LeetCode题解：Combination Sum I and II

Combination Sum

Given a set of candidate numbers ( C) and a target number ( T), find all unique combinations in C where the candidate numbers sums to T.

The same repeated number may be chosen from C unlimited number of times.

Note:

• All numbers (including target) will be positive integers.
• Elements in a combination (a₁, a₂, … , a_k) must be in non-descending order. (ie, a₁ ≤ a₂ ≤ … ≤ a_k).
• The solution set must not contain duplicate combinations.

For example, given candidate set 2,3,6,7 and target 7,
A solution set is:
[7]

[2, 2, 3]

Combination Sum II

Given a collection of candidate numbers (C) and a target number (T), find all unique combinations in C where the candidate numbers sums to T.

Each number in C may only be used once in the combination.

Note:

• All numbers (including target) will be positive integers.
• Elements in a combination (a₁, a₂, … , a_k) must be in non-descending order. (ie, a₁ ≤ a₂ ≤ … ≤ a_k).
• The solution set must not contain duplicate combinations.
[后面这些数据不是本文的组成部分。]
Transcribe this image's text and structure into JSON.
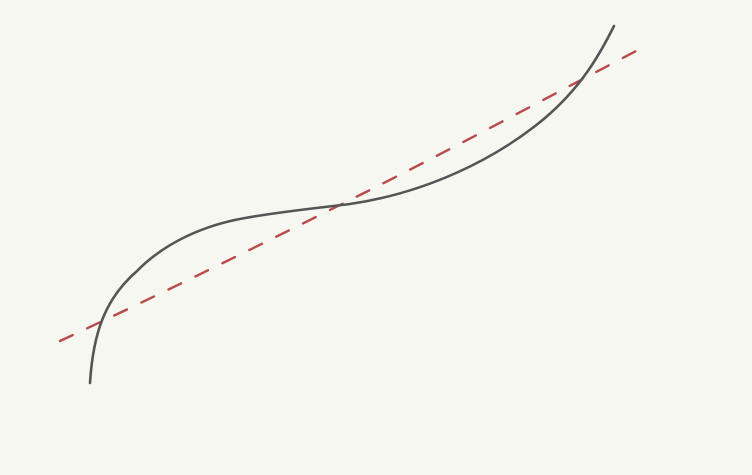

For example, given candidate set 10,1,2,7,6,1,5 and target 8,
A solution set is:
[1, 7]
[1, 2, 5]
[2, 6]
[1, 1, 6]

思路：

通过递归来构造排列组合。

其实另一个思路是构造一个特定的进制数。对于第一个问题，可以用二进制来表示，第i个bit为1的时候表示使用这个数，反之表示不使用这个数。然后进行一次循环。第二个问题可以按照每个数字出现的次数来规定进位制度。缺点是可能会进行额外的大量计算，而且会更复杂。

题解：

class Solution {
public:
    vector<vector<int>> result;
    vector<int> hist;
    vector<int> cc;
    
    void generate_combinations(size_t index, int target)
    {
        if (target == 0)
        {
            result.push_back(hist);
            return;
        }
        
        if (index == cc.size())
            return;
        
        int usage = 0;
        while(target >= 0)
        {
            generate_combinations(index + 1, target);
            
            ++usage;
            target -= cc[index];
            hist.push_back(cc[index]);
        }
        
        for(int i = 0; i < usage; ++i)
            hist.pop_back();
    }
    
    vector<vector<int> > combinationSum(vector<int> &candidates, int target) {
        cc.swap(candidates);
        sort(begin(cc), end(cc));
        result.clear();
        hist.clear();
        
        if (cc.empty())
            return result;
        
        generate_combinations(0, target);
        return result;
    }
};

class Solution
{
public:
    vector<int> cc;
    vector<pair<int, int>> cc_count;
    vector<vector<int>> result;
    vector<int> history;
    
    void generate_combination (size_t index, int target)
    {
        if (target < 0)
            return;
            
        if (target == 0)
        {
            result.push_back (history);
            return;
        }
        
        if (index == cc_count.size())
            return;
            
        int i;
        for (i = 0; i <= cc_count[index].second; ++i)
        {
            generate_combination (index + 1, target);
            target -= cc_count[index].first;
            if (target < 0)
                break;
                
            history.push_back (cc_count[index].first);
        }
        
        for (int j = 0; j < i; ++j)
            history.pop_back();
    }
    
    vector<vector<int> > combinationSum2 (vector<int>& num, int target)
    {
        result.clear();
        cc_count.clear();
        
        cc.swap (num);
        sort (begin (cc), end (cc));
        
        while (!cc.empty() && cc.back() > target) cc.pop_back();
        
        if (cc.empty())
            return result;
            
        int val = cc.front(), count = 1;
        for (size_t i = 1; i < cc.size(); ++i)
        {
            if (cc[i] == val)
                ++count;
            else
            {
                cc_count.push_back (make_pair (val, count));
                val = cc[i], count = 1;
            }
        }
        cc_count.push_back (make_pair (val, count));
        
        generate_combination (0, target);
        
        return result;
    }
};